In the United States, $50,000 per Quality-Adjusted Life-Year (QALY) is a decision rule that is often used to guide interpretation of cost-effectiveness analyses. However, many investigators have questioned the scientific basis of this rule, and it has not been updated.

Our base case analyses suggest that plausible lower and upper bounds for a cost-effectiveness decision rule are $183,000 per life-year and $264,000 per life-year, respectively. Our sensitivity analyses widen the plausible range (between $95,000 per life-year saved and $264,000 per life-year saved when we considered only health care's impact on quantity of life, and between $109,000 per QALY saved and $297,000 per QALY saved when we considered health care's impact on quality as well as quantity of life) but it remained substantially higher than $50,000 per QALY.

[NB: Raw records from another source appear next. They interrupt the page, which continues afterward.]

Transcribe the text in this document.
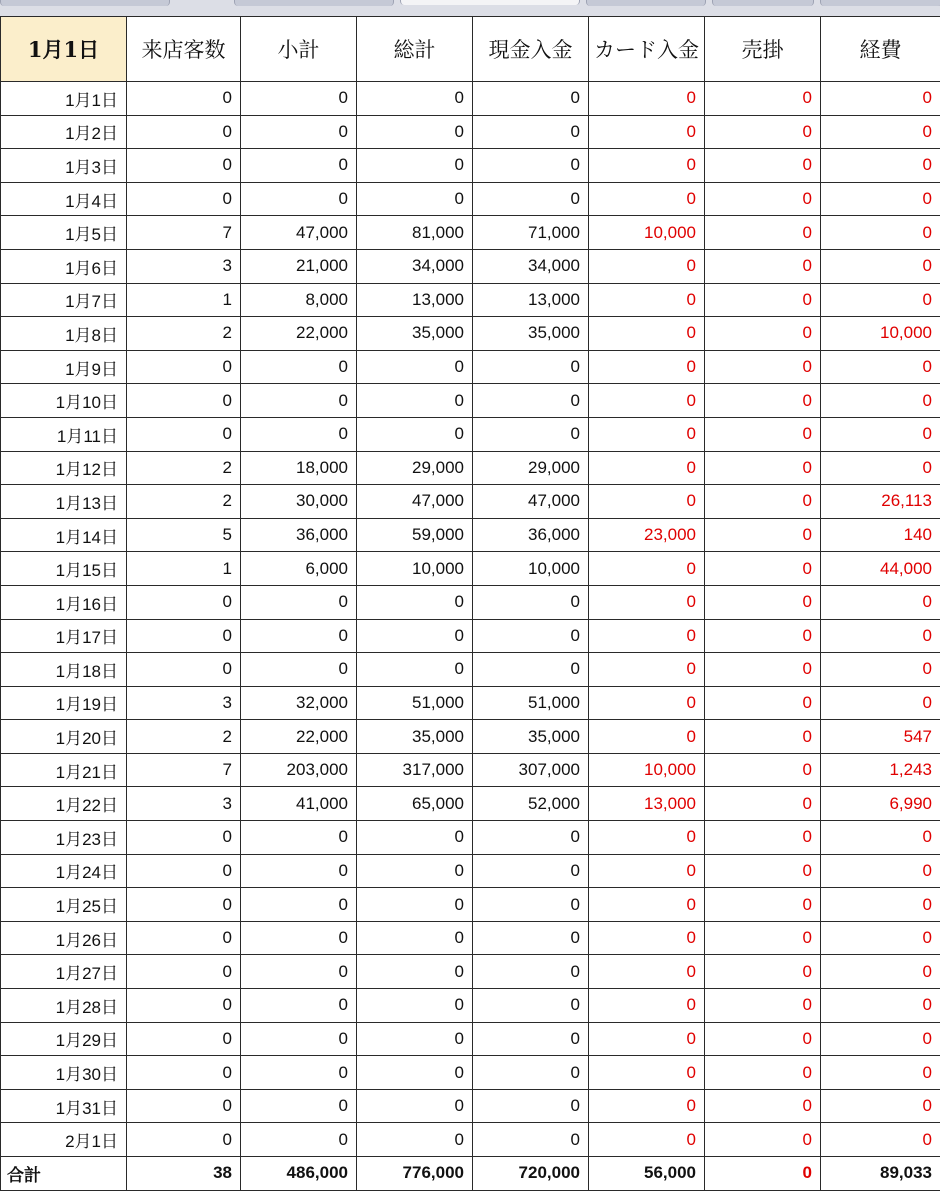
1月1日	来店客数	小計	総計	現金入金	カード入金	売掛	経費
1月1日	0	0	0	0	0	0	0
1月2日	0	0	0	0	0	0	0
1月3日	0	0	0	0	0	0	0
1月4日	0	0	0	0	0	0	0
1月5日	7	47,000	81,000	71,000	10,000	0	0
1月6日	3	21,000	34,000	34,000	0	0	0
1月7日	1	8,000	13,000	13,000	0	0	0
1月8日	2	22,000	35,000	35,000	0	0	10,000
1月9日	0	0	0	0	0	0	0
1月10日	0	0	0	0	0	0	0
1月11日	0	0	0	0	0	0	0
1月12日	2	18,000	29,000	29,000	0	0	0
1月13日	2	30,000	47,000	47,000	0	0	26,113
1月14日	5	36,000	59,000	36,000	23,000	0	140
1月15日	1	6,000	10,000	10,000	0	0	44,000
1月16日	0	0	0	0	0	0	0
1月17日	0	0	0	0	0	0	0
1月18日	0	0	0	0	0	0	0
1月19日	3	32,000	51,000	51,000	0	0	0
1月20日	2	22,000	35,000	35,000	0	0	547
1月21日	7	203,000	317,000	307,000	10,000	0	1,243
1月22日	3	41,000	65,000	52,000	13,000	0	6,990
1月23日	0	0	0	0	0	0	0
1月24日	0	0	0	0	0	0	0
1月25日	0	0	0	0	0	0	0
1月26日	0	0	0	0	0	0	0
1月27日	0	0	0	0	0	0	0
1月28日	0	0	0	0	0	0	0
1月29日	0	0	0	0	0	0	0
1月30日	0	0	0	0	0	0	0
1月31日	0	0	0	0	0	0	0
2月1日	0	0	0	0	0	0	0
合計	38	486,000	776,000	720,000	56,000	0	89,033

It is very unlikely that $50,000 per QALY is consistent with societal preferences in the United States.

We used 2 separate approaches to investigate whether the $50,000 per QALY rule is consistent with current resource allocation decisions. To infer a lower bound for the decision rule, we estimated the incremental cost-effectiveness of recent (2003) versus pre-"modern era" (1950) medical care in the United States. To infer an upper bound for the decision rule, we estimated the incremental cost-effectiveness of unsubsidized health insurance versus self-pay for nonelderly adults (ages 21-64) without health insurance. We discounted both costs and benefits, following recommendations of the Panel on Cost-Effectiveness in Health and Medicine.